The search strategies developed performed well in terms of sensitivity, with the expected pay-off for precision and vice versa. Depending on the objective of the search, all three strategies are suitable for specific purposes such as the use of sensitive strategies in systematic reviews or e-mail alerts.
All strategies were assessed against three different test sets. For the measurement of sensitivity, the development and journal screening sets produced similar test results, while the results of the precision set showed greater differences. We assume these differences were caused by the insufficient sample size of the precision set. Although 2,195 references do not appear to be a small sample size, for a given prevalence of 0.0027% of relevant references in the PubMed/Medline population, the sample is still small. Precision ranged from 0.2% to 6.1% in the development set, 0.3% to 14.7% in the precision set, and 8.1% to 32.0% in the journal screening set. Although the ranges varied considerably between the test sets, the overall pattern in the comparison of the search strategies remained consistent: the precise strategies performed better than the balanced strategies and sensitive strategies. Conceptually, the precision set was the closest to the true population. Even with 2,195 screened references, this approach lacked the accuracy to differentiate between strategies in terms of sensitivity. However, precision derived from this set was not hampered by the small sample size and produced less biased estimates for the PubMed/Medline population than the development and journal screening set.

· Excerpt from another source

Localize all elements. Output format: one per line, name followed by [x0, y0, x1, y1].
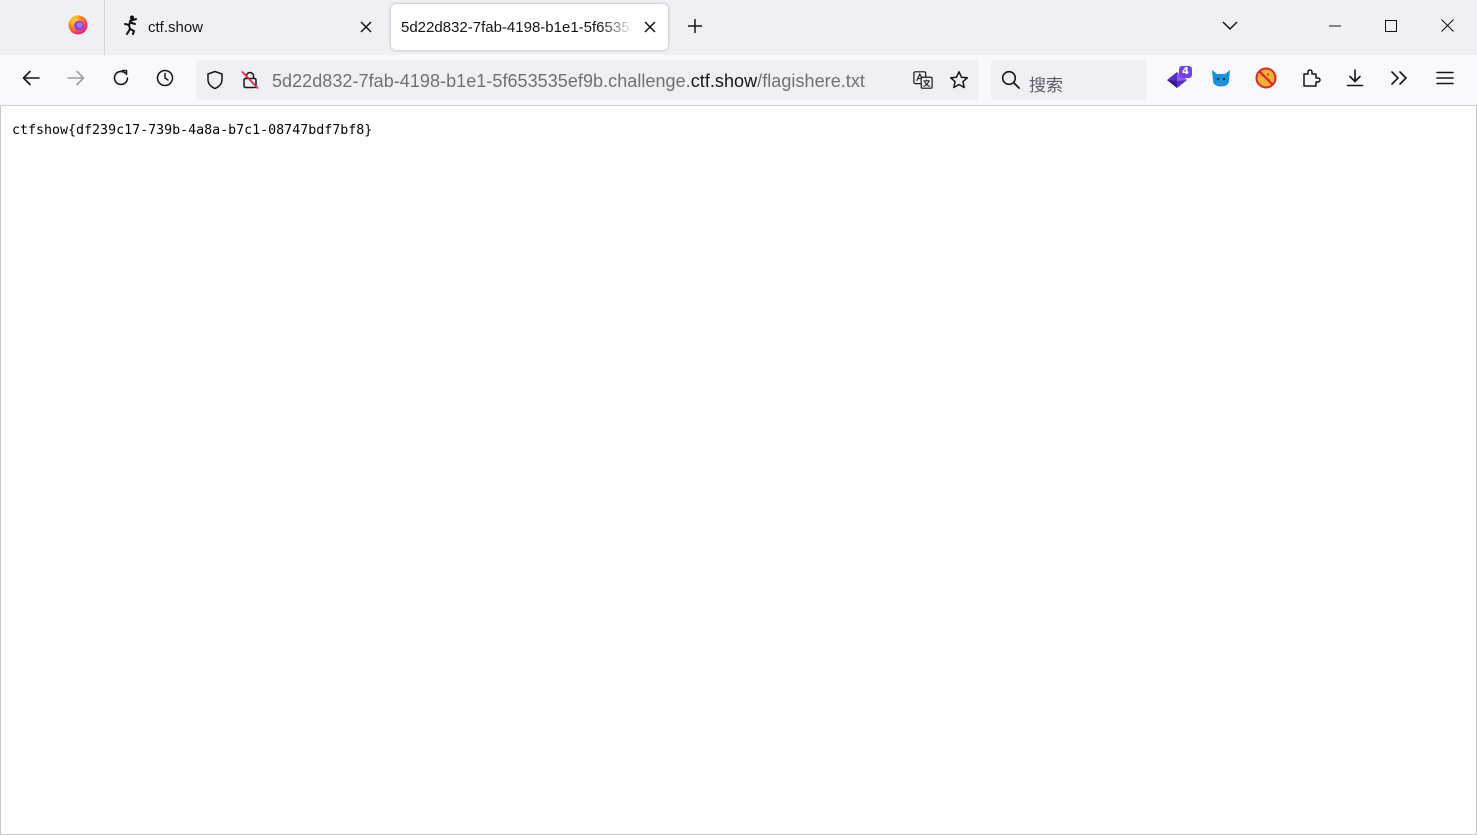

The comparison of PubMed's HSR Queries with the newly developed strategies shows advantages for the latter strategies. This favourable assessment could be expected, due to the broader scope of the HSR Queries. Therefore it might be more important to consider performance comparison as a validation method for the developed strategies and the test sets used.
One of the strengths of the population set is the possibility to infer to the overall PubMed/Medline population and calculate the expected number of relevant references on the topic of interest. However, it should be taken into account that this estimate is based on the Medline references of PubMed/Medline and therefore ignores a small percentage of non-Medline references. Although limited by wide confidence intervals, when exclusively compared to the development and journal screening set, the estimate allows an inference of the overall number of relevant papers.
In addition to the aims outlined, the study employed a development process for search strategies, with some features that might be useful to search strategy development in general. While the identification of candidate terms and the testing of the strategy against the development set have previously been done in research on methods filters, in our opinion the population and precision sets employed are unique features of this study. These sets allow (1) search strategy developers to select terms that are not only frequently used in relevant publications but also specific to the topic of interest, and (2) to achieve more realistic precision estimates for the PubMed/Medline population. For search strategy developers, the frequency of terms should not be the sole criterion for the selection of a term for a search strategy. For example, the term "patients" is present in 65% of the references in the development set, but also in 77% in the population set, indicating a lack of specificity for the topic of interest. The population set enables the developer to preselect these specific terms in order to develop sensitive and precise searches.
Although the development process described could support the development of performance-oriented search strategies, in general some limitations apply to this study and the generalizability of the process.
We assumed that the selected systematic reviews used for building the development set are the most comprehensive reviews in the topic area. However, we cannot rule out that other reviews containing additional relevant references exist.
The search filters developed require references to be fully indexed in Medline and might not be able to fully capture citations in-process; this applies to many search filters  and also limits the use of search strategies as e-mail-update filters.
An untested search strategy without MeSH terms is provided in Additional file 1 (Table S3).